財産を相続したり、贈与を受けたりすると、受け取った財産の価額に応じて相続税や贈与税が発生します。このとき、もらった財産が土地や家屋などの場合、どのくらいの価格の財産なのかを算定(評価)しなくてはなりません。今回は、「家屋」の評価計算について解説します。
1.家屋の評価額のベースは「固定資産税評価額」
相続税や贈与税の算定で用いる評価額(以下「相続税等評価額」)のうち、家屋に関しては、固定資産税の算定の基礎となる評価額(以下「固定資産税評価額」)がベースとなります。まずは固定資産税評価額の調べ方から説明しましょう。
自己の所有する家屋や土地には、「固定資産税」が課されており、毎年、家屋等の所在地を所轄する市区町村等の役所(東京都は都税事務所)から、固定資産税の「納税通知書」が自宅に送付されます。
この納税通知書のなかにある「課税明細書」には、納めるべき固定資産税の金額のほか、固定資産税評価額も記載されており、自宅や空家の場合、この固定資産税評価額が、そのまま相続税等評価額となるのです(土地については別の方法により算定)。
たとえば、自宅の家屋の固定資産税評価額が200万円だとすると、相続税等評価額も200万円ということであり、その他に特別な計算は必要ありません。なお、マンションの場合も、納税通知書に記載されている評価額は、家屋全体ではなく、自分が所有する面積に応じたものになっていますので、やはりそのまま相続税等評価額として使うことができます。
固定資産税評価額は、市町村等により3年に1度見直され、家屋の構造や築年数などに応じて決まりますので、固定資産税が変動すれば、相続税等評価額も同様に変動するということになります。
ここで、固定資産税評価額を見たときに、「買ったときの価格よりも低すぎるのでは」と疑問を持たれるかもしれませんが、これは、固定資産税評価額は、通常、時価の70%程度になるように設定されているためです。
2.貸付用の家屋は評価額が下がる
上記で説明した家屋の相続税等評価額の計算方法は、自宅用や空家として使っていた場合のものです。
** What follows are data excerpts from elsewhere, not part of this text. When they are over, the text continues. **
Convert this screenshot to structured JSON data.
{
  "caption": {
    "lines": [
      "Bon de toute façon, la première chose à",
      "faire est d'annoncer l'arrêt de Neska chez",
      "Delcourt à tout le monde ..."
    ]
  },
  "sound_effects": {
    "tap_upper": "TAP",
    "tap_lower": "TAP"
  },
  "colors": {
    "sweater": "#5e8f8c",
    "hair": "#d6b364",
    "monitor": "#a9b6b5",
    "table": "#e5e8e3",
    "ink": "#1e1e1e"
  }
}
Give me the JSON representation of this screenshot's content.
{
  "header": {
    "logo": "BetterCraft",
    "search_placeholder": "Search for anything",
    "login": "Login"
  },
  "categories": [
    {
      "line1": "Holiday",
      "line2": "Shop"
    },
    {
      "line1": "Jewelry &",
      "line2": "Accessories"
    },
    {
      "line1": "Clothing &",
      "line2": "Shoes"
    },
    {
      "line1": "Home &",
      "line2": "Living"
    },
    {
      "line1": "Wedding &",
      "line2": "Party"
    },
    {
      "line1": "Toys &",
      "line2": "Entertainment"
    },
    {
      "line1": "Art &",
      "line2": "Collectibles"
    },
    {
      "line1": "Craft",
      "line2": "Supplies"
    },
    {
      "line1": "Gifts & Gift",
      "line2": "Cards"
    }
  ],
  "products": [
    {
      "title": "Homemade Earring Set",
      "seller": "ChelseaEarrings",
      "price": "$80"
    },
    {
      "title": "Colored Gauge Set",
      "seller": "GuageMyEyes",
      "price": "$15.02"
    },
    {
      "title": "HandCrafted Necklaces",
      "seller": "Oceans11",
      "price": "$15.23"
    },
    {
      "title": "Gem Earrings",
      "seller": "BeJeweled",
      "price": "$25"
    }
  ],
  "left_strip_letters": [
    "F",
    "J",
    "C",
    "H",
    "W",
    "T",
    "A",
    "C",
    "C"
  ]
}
もし、相続や贈与が行われた時点で、家屋が貸付用として利用されている場合は、評価額は下がります。というのも、貸付用の家屋には、「借家権」という借り手側の権利があるため、その分を除いて計算しなくてはならないからです。
そこで、貸付用の家屋の場合、以下の計算式で評価額を算定します。
(家屋評価額)=固定資産税評価額×(1−借家権割合)
この算式で出てくる「借家権割合」とは、いわば、家屋全体の権利のうち、借家人が持つ権利の割合を指し、現在(平成29年分)は、全国一律0.3という割合となっています。
ですから、たとえば固定資産税200万円の貸付用家屋の場合、相続税等評価額は、200万円×(1−0.3)=140万円となります。
ここで、所有する家屋の一部を居住用、一部を貸付用としている場合は、床面積の割合で区分して計算をすることになります。たとえば固定資産税評価額200万円の家屋の50%を居住用、残る50%を貸付用として使っている場合、以下の手順で計算をし、相続税等評価額は合計で170万円となります。
【居住部分】200万円×50%=100万円
【貸付部分】200万円×50%×(1−0.3)=70万円
なお、現在(平成29年分)は、借家権割合は全国一律0.3ですが、過去には大阪国税局管内の一部の地域の借家権割合が0.4であったこともあります。国税庁ホームページから、都道府県ごとの借家権割合を確認することもできますので、貸付用家屋の相続税等評価を計算する際には、相続や贈与をした年分の借家権割合を確認しておきましょう。